Knisely on the Anglican Covenant

Getting Down to Brass Tacks

The Rev. Nick Knisely provides important information about The Proposed Anglican Covenant. He has sought information about the process whereby the Church of England could "sign on" to the covenant being drafted. Because the CofE is an "established" church, he reports, "should the Covenant pass the Church of England Synod, it would then have to be adopted by the British Parliament as well."

Thus, he says, "the covenant is only useful if it is able to be adopted. . . . [U]nless the covenant is fairly mild in its language and intentionally irenic in intent - there's little chance that a broad majority of the Provinces of the Communion will adopt it."

All this leaves the Rev. Knisely optimistic about the covenant design process. I've found his writings to be intelligent and centrist, and I hope he is right about this. Go and read his full remarks.

It also strikes me as odd that if the covenant document is not mild and irenic, we could see quite an ironic result: the Church of England and Archbishop of Canterbury forced into second-class status in the Anglican Communion.
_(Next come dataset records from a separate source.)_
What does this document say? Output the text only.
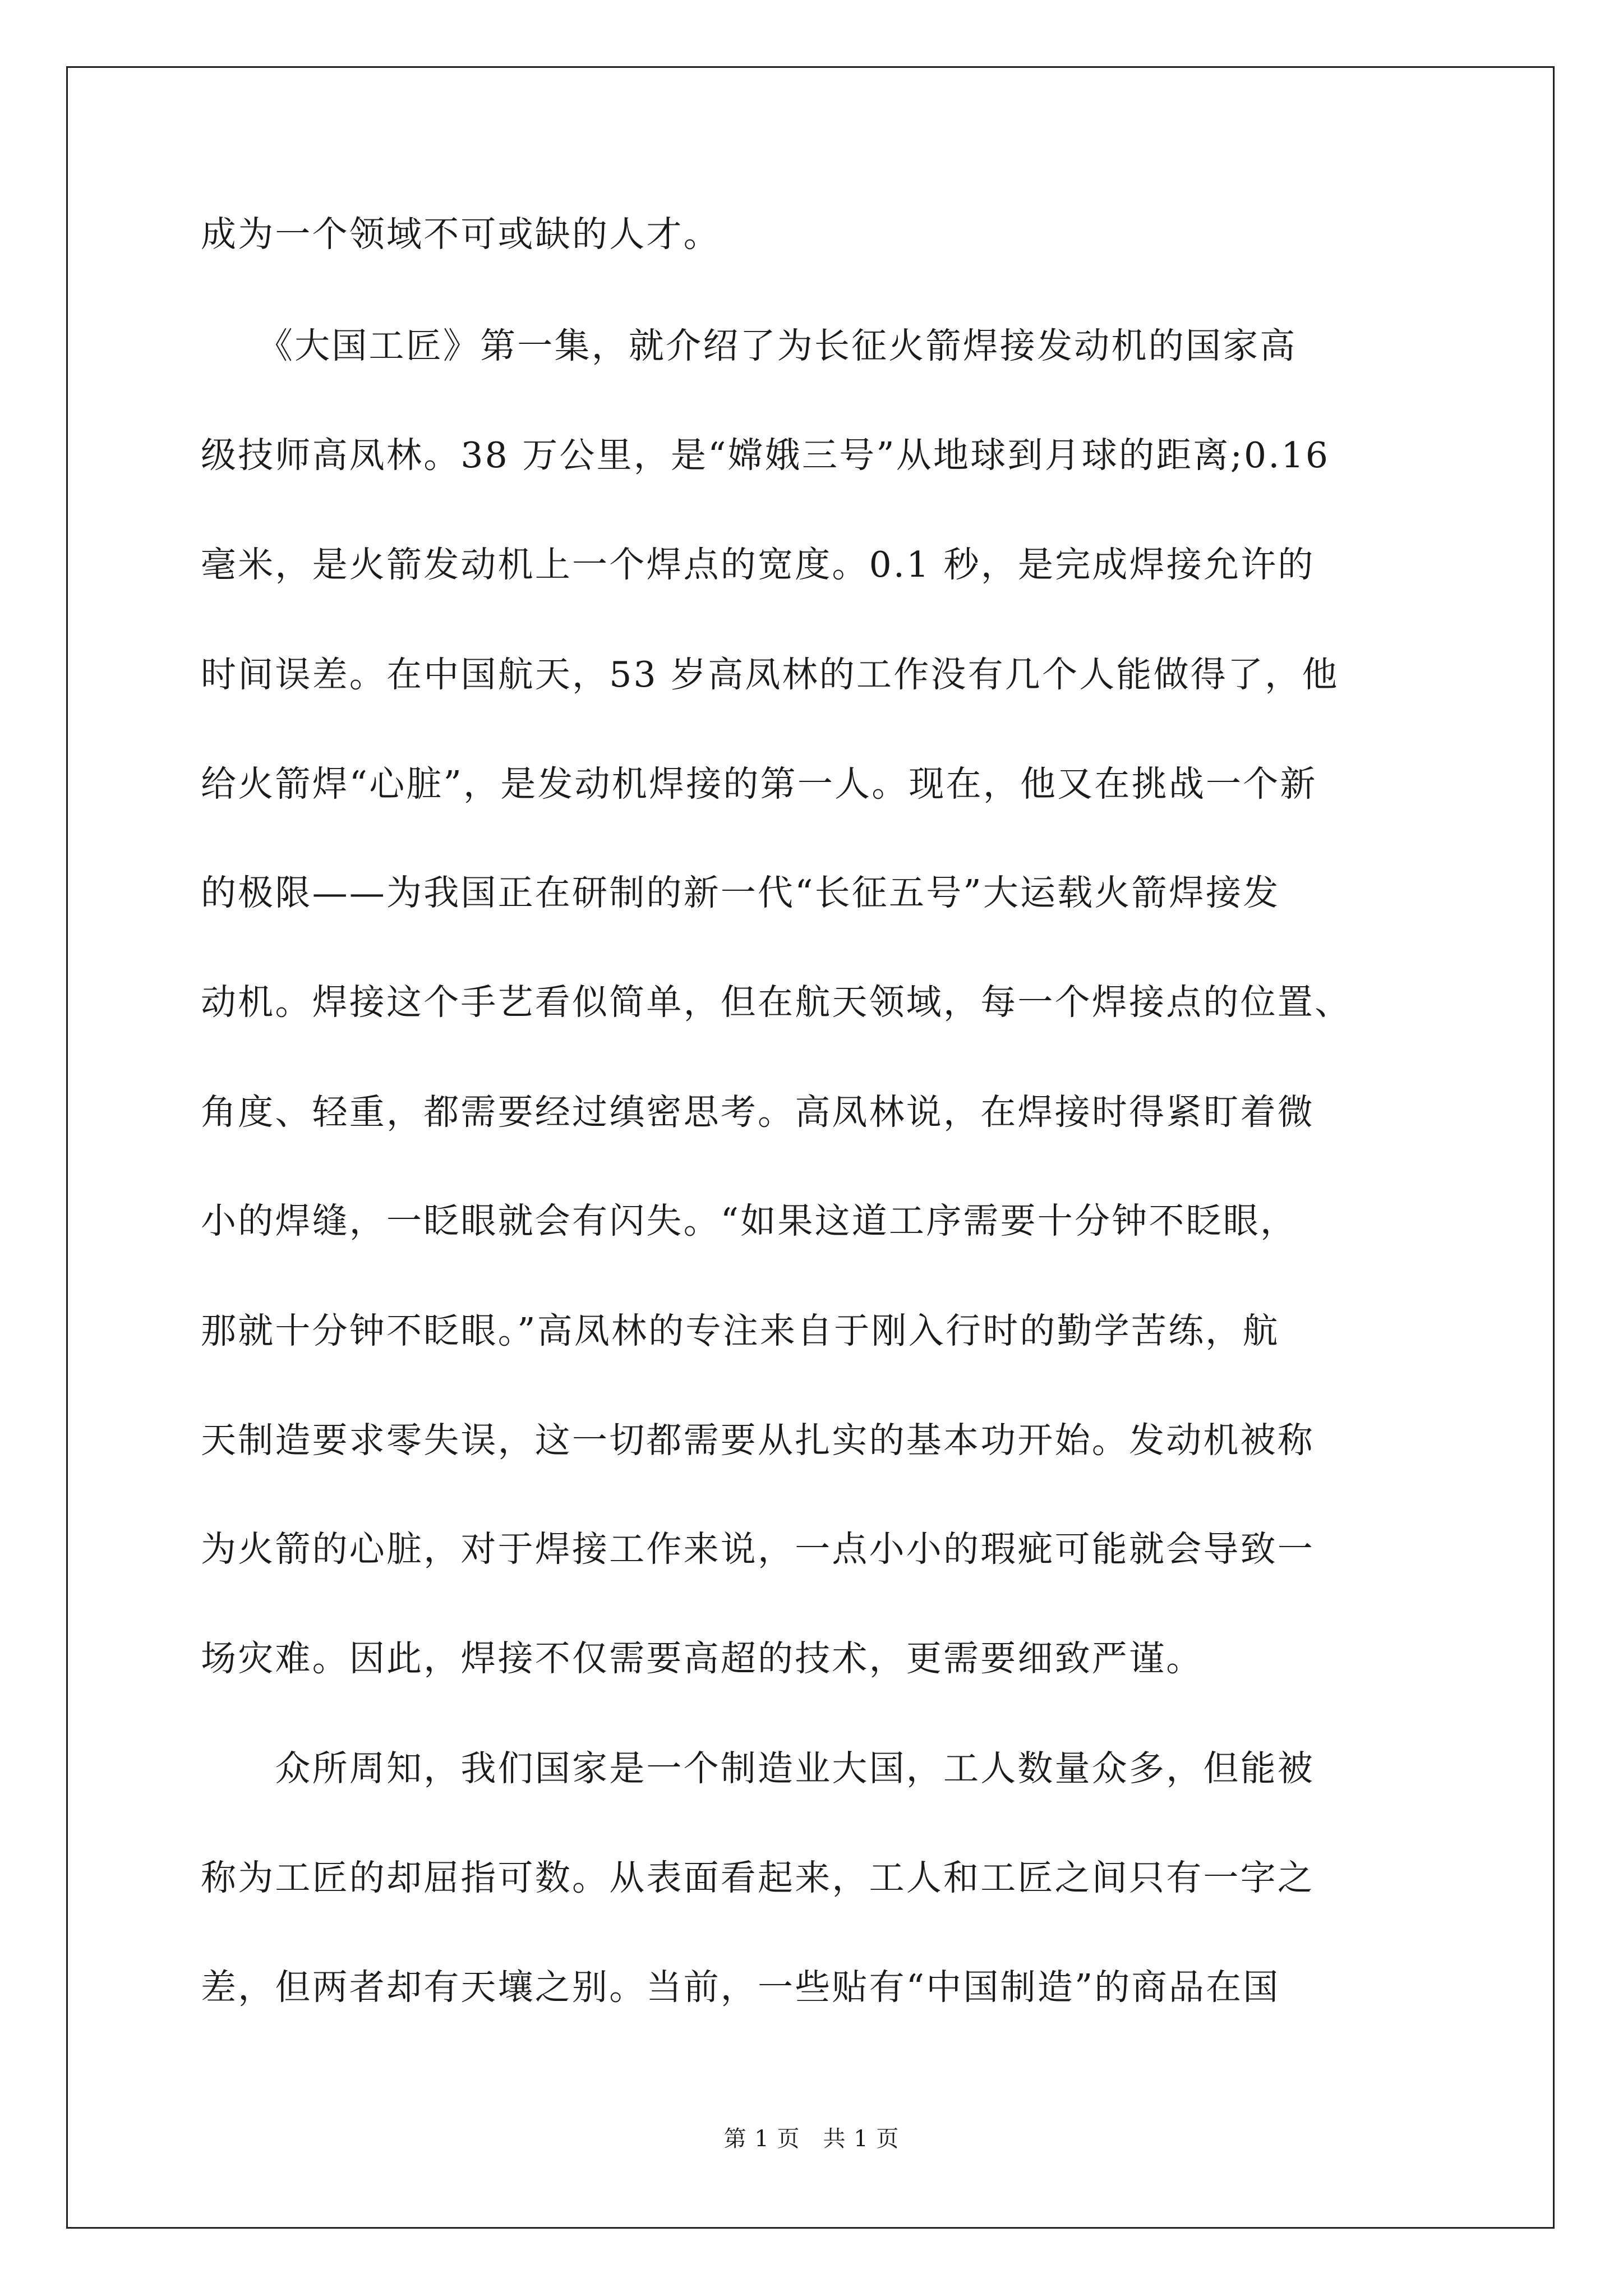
成为一个领域不可或缺的人才。

　　《大国工匠》第一集，就介绍了为长征火箭焊接发动机的国家高

级技师高凤林。38 万公里，是“嫦娥三号”从地球到月球的距离;0.16

毫米，是火箭发动机上一个焊点的宽度。0.1 秒，是完成焊接允许的

时间误差。在中国航天，53 岁高凤林的工作没有几个人能做得了，他

给火箭焊“心脏”，是发动机焊接的第一人。现在，他又在挑战一个新

的极限——为我国正在研制的新一代“长征五号”大运载火箭焊接发

动机。焊接这个手艺看似简单，但在航天领域，每一个焊接点的位置、

角度、轻重，都需要经过缜密思考。高凤林说，在焊接时得紧盯着微

小的焊缝，一眨眼就会有闪失。“如果这道工序需要十分钟不眨眼，

那就十分钟不眨眼。”高凤林的专注来自于刚入行时的勤学苦练，航

天制造要求零失误，这一切都需要从扎实的基本功开始。发动机被称

为火箭的心脏，对于焊接工作来说，一点小小的瑕疵可能就会导致一

场灾难。因此，焊接不仅需要高超的技术，更需要细致严谨。

　　众所周知，我们国家是一个制造业大国，工人数量众多，但能被

称为工匠的却屈指可数。从表面看起来，工人和工匠之间只有一字之

差，但两者却有天壤之别。当前，一些贴有“中国制造”的商品在国

第 1 页　共 1 页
Now we're getting down to brass tacks.

2 Comments:

Anonymous Anonymous said...

I am a radical, but all my adult life I have annoyed my fellow radicals by being pro-establishment and pro-monarch. I have always given two reasons for my position. Firstly, by having a monarch we don't have a president (I don't think I need to explain that further). Secondly, by being established there is always a safeguard against the hijacking of the Church by individuals or groups within the Church (including majorities which are the most dangerous threats to any democracy). There is a downside but I accept it willingly in order to have security for all members of the Church.

1/14/2007 10:42 AM  
Blogger Lisa said...

MadPriest! It's an honor to have you visit! Thanks -- and double thanks for your eminently sane comment.

I share your apparent concern about the tyranny of majorities. We have seen that in the U.S., as we have abandoned our republican form of government for a democratic one. No minority is safe now. States and cities are going after gay people, smokers, people who eat trans fats -- trans fats, for God's sake!! How can it get more ridiculous? No, don't answer that, or someone will find a way to "raise the bar" on stupidity.

And here's a confession for you: I'm also increasingly concerned about how the Episcopal Church has treated its own conservative minority. I think there are instances where we have not practiced the "inclusiveness" that we preach. In fact, I'm trying to screw up my courage to write a piece on that point, but I know I'll then get spitballs from both left and right.

Well ... I'm blathering on now, aren't I?